Multiple-output programmable clocks simplify embedded multiprocessor designs, improve performance and reduce cost

6 mins read

Providing the multiple unrelated clocks of today's multiprocessor FPGA/SoC designs presents a complex challenge to designers; user-programmable clock ICs with independent output frequencies and formats offer a solution.

Today's embedded products are far more complicated and sophisticated than those of just a few years ago. The design may include an FPGA along with a separate graphics processor (GPU), plus multiple connectivity ports for a video port, USB, Wi-Fi, and high-speed wired Ethernet, and perhaps the industrial ModBus or Fieldbus. Each of these processors and subsystems requires a unique clock frequency and type which is unrelated to the others, and therefore needs its own clock signal. Designing a system which generates these various clocks with the precision performance needed, and delivers them to their respective loads, are challenges which add to the other issues which the product engineers face.

The direct and obvious way to provide these clocks seems simple: use as many clock-generator ICs as needed, and place each next to its target load on the PC board, or use a clock tree driven by a master clock. Doing this solves the multiple-clock problem, at least in theory, as the needs of each load device are satisfied by a tailored clock signal which meets its unique requirements.
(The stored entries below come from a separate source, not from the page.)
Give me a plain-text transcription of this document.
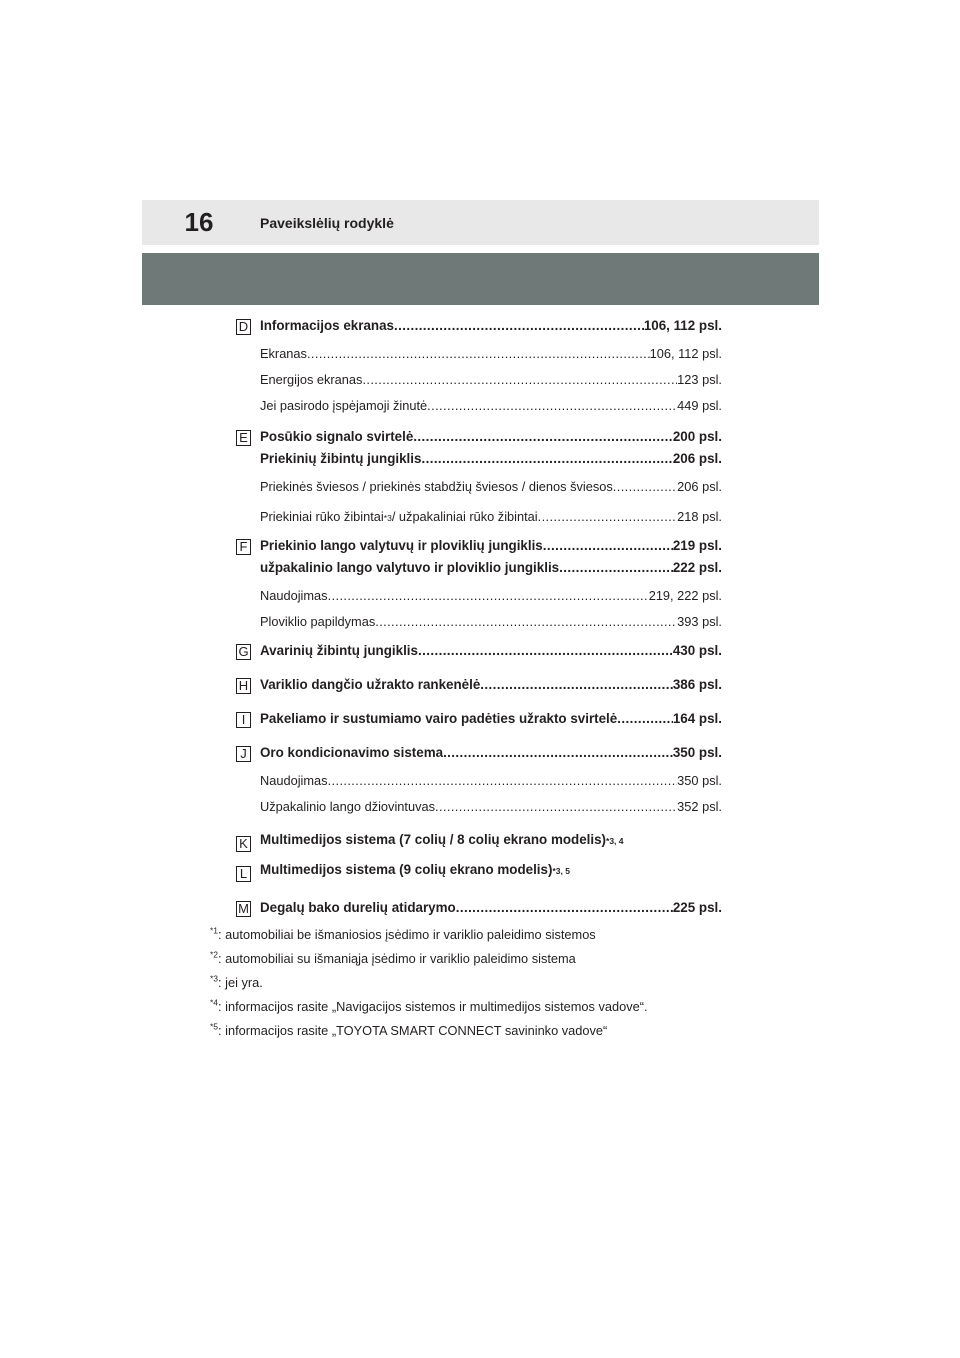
16	Paveikslėlių rodyklė
D Informacijos ekranas .....	106, 112 psl.
Ekranas .....	106, 112 psl.
Energijos ekranas .....	123 psl.
Jei pasirodo įspėjamoji žinutė .....	449 psl.
E Posūkio signalo svirtelė .....	200 psl.
Priekinių žibintų jungiklis .....	206 psl.
Priekinės šviesos / priekinės stabdžių šviesos / dienos šviesos .....	206 psl.
Priekiniai rūko žibintai *3 / užpakaliniai rūko žibintai .....	218 psl.
F Priekinio lango valytuvų ir ploviklių jungiklis .....	219 psl.
užpakalinio lango valytuvo ir ploviklio jungiklis .....	222 psl.
Naudojimas .....	219, 222 psl.
Ploviklio papildymas .....	393 psl.
G Avarinių žibintų jungiklis .....	430 psl.
H Variklio dangčio užrakto rankenėlė .....	386 psl.
I	Pakeliamo ir sustumiamo vairo padėties užrakto svirtelė .....	164 psl.
J Oro kondicionavimo sistema .....	350 psl.
Naudojimas .....	350 psl.
Užpakalinio lango džiovintuvas .....	352 psl.
K Multimedijos sistema (7 colių / 8 colių ekrano modelis) *3, 4
L Multimedijos sistema (9 colių ekrano modelis) *3, 5
M Degalų bako durelių atidarymo .....	225 psl.
$^{*1}$: automobiliai be išmaniosios įsėdimo ir variklio paleidimo sistemos
$^{*2}$: automobiliai su išmaniąja įsėdimo ir variklio paleidimo sistema
$^{*3}$: jei yra.
$^{*4}$: informacijos rasite „Navigacijos sistemos ir multimedijos sistemos vadove“.
$^{*5}$: informacijos rasite „TOYOTA SMART CONNECT savininko vadove“
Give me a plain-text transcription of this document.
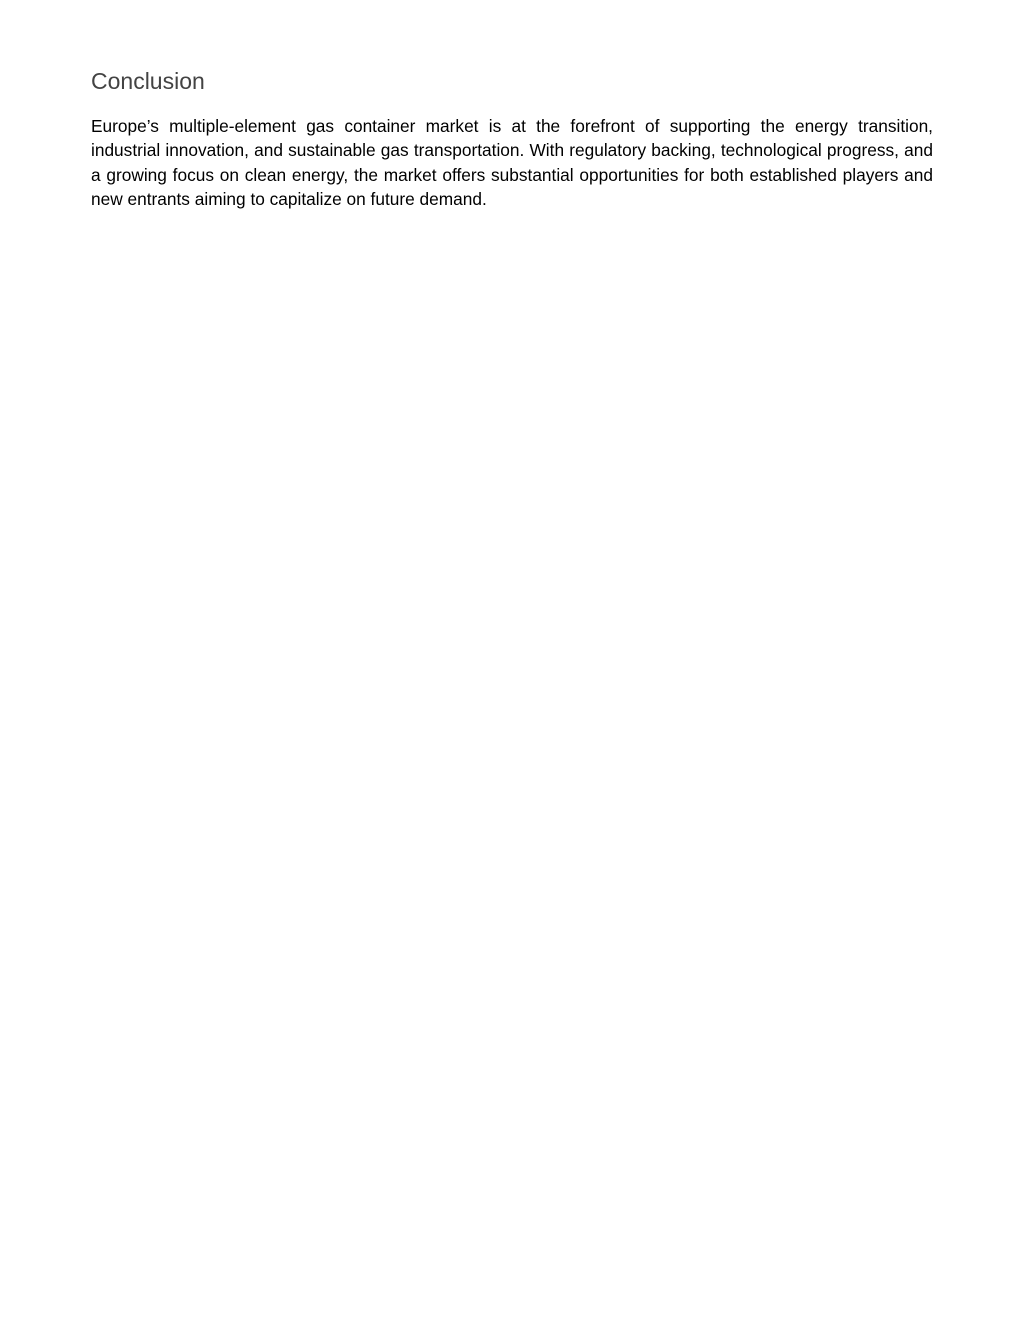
Conclusion

Europe’s multiple-element gas container market is at the forefront of supporting the energy transition, industrial innovation, and sustainable gas transportation. With regulatory backing, technological progress, and a growing focus on clean energy, the market offers substantial opportunities for both established players and new entrants aiming to capitalize on future demand.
Since each clock source is located close to its load, the crosstalk among clocks and between clocks and signals is reduced, thus minimising issues of added clock jitter and distortion.

This solution of using one clock IC for each target load seems attractive, but it has many negatives as well:

1.There's the immediate BOM (bill of materials) cost of the multiple, separate clock-generator ICs, and the logistics of managing and sourcing these different ICs.

2.A significant amount of PC board space is needed, which is a concern in almost every design.

3.If individual, single-output clock generators are used rather than a distributed clock tree, each needs its own crystal, adding to cost and board space;

4.Using a "clock tree" to generate the final clocks adds to cost, footprint, and clock jitter and error build-up

5.The use of multiple ICs increases overall power dissipation.

6.Using of multiple clock-generator ICs makes it more difficult to re-use of system designs across different products in a vendor's product line, since each new design may have a different layout and clock components.

How important each of these factors is in a given situation depends on the design, its priorities, and its tradeoffs. The decision to use one clock generator plus a crystal for each unique clock needed has many unintended consequences in multiprocessor systems.

An Alternative Approach Offers Advantages

Fortunately, there is another way which largely overcomes the drawbacks of using separate clock--generator ICs in multiprocessor designs. A multi-output, programmable clock generator can provide independent outputs from a single crystal and so can replace two, four, or more clocks. These ICs are available with a variety of output options, configurations, and frequency ranges, and target a range of applications.

When looking at a multi-output clock generator, it's critical to match its capabilities to the needs of the various clock loads. In many designs, the various loads not only have different frequencies, of course, but also different voltages, formats, rise/fall time maximum, and jitter specifications. The clock for a high-end FPGA or SoC device will have much tighter requirements than one for a low-speed communications link in the same design, yet the designer would like to choose a single clock-generator IC which can meet all the different needs.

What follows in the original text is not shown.